Lyle Richardson, A. Marshall’s chief operating officer, looks at the results of the company’s virtual brands not as going 1-for-3 but as a chance to hone and expand what they offer their guests across their various locations.
“Those times really gave us the opportunity to look at virtual concepts and kind of blanket our markets with more service to our guests without having to go through the process of building a restaurant,” Richardson says. “For us, we had five different concepts and added three more, so to have eight different concepts in a 15- to-20-mile radius was a huge benefit, and I think we really took advantage of that.
“I think overall virtual restaurants do have a place and have a purpose for certain individuals. On a scaled level, like a national level, celebrity-endorsed virtual concepts have a much higher success rate,” he continues. “I think it’s much harder for a mom-and-pop to pull up a virtual concept and be very successful if it’s not their market that they’re already in.”
Richardson says customer demand for Burger Dandy, which was being run out of what is now known as Americana Taphouse, precipitated the brand’s eventual physical location. “People would come in and say, ‘If I pick up my food here, can I just eat here?’ It became one of those things where people just wanted to get out and be around other people.”
He also says people shouldn’t be surprised to see NASHi Noodles and Fresh96 live on in some form.

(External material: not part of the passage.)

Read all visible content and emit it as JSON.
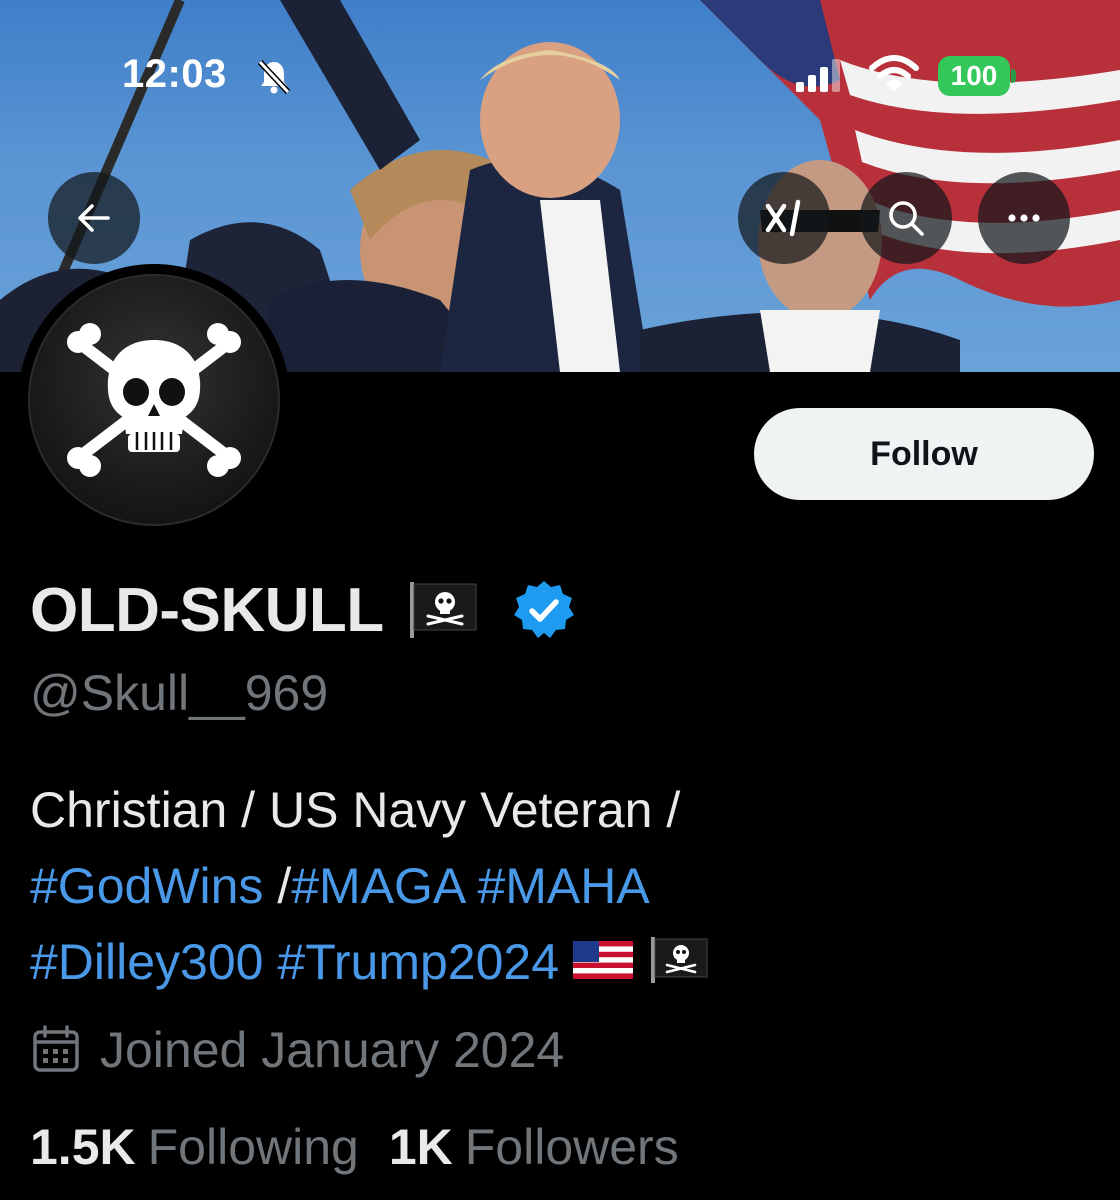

“The great thing about ’em is, you know, anytime we do anything, they now become test results,” Richardson says. “We ran these two other virtual concepts, and they have provided data for us to utilize in the future. I’m not gonna say this is for certain, but don’t be surprised if a NASHi Noodle or a Fresh 96 pops up somewhere in the future. I think there’s opportunities there.”
Finding the secret sauce
That’s the key to any business venture, regardless of market: identifying the opportunities and taking calculated advantage of them. That will be the ongoing challenge for anything in the virtual restaurant space, as the shifting sands of technology, visibility and consumer habits will lift some up and swallow others whole.
“I don’t think it’s all about celebrity,” Guszkowski says. “You can’t just pick a celebrity, attach a concept or a product to them and expect it to work. You have to be very specific, and they have to hit the zeitgeist in a very specific way. Create a brand and a product that’s new, but feels very familiar.

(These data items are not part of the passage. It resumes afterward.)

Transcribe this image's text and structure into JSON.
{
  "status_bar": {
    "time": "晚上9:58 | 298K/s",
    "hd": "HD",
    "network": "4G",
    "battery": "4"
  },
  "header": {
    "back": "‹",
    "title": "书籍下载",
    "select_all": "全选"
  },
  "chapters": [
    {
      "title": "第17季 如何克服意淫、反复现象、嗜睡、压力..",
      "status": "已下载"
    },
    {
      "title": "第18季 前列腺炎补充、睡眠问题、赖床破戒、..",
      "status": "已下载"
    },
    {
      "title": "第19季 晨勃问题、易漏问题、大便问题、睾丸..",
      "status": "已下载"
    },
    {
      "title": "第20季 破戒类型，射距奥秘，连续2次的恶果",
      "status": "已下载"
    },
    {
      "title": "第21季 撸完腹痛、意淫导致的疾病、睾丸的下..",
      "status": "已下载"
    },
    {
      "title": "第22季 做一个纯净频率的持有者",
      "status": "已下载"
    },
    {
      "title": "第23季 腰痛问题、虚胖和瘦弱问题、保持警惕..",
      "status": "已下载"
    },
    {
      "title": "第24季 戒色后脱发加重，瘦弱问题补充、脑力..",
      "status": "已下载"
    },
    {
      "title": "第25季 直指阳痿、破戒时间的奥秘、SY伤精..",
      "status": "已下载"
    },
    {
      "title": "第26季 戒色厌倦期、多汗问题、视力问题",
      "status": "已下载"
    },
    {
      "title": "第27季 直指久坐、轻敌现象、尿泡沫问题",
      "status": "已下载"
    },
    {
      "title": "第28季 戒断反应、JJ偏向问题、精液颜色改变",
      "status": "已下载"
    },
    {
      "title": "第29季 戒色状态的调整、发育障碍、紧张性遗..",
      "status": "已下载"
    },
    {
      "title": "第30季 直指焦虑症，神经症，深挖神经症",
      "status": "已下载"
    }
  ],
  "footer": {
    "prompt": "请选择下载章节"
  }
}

“I think MrBeast Burgers has worked so well because not only does he already have a big following, the audience is younger and very online, they’re gamers already used to ordering food delivery,” he says. “It’ll be interesting to see how [the Ric Flair] concept works, because it does feel like the wrestling community hits a lot of those same boxes.”
And if it does eventually take off, you’ll hear it coming from a mile away.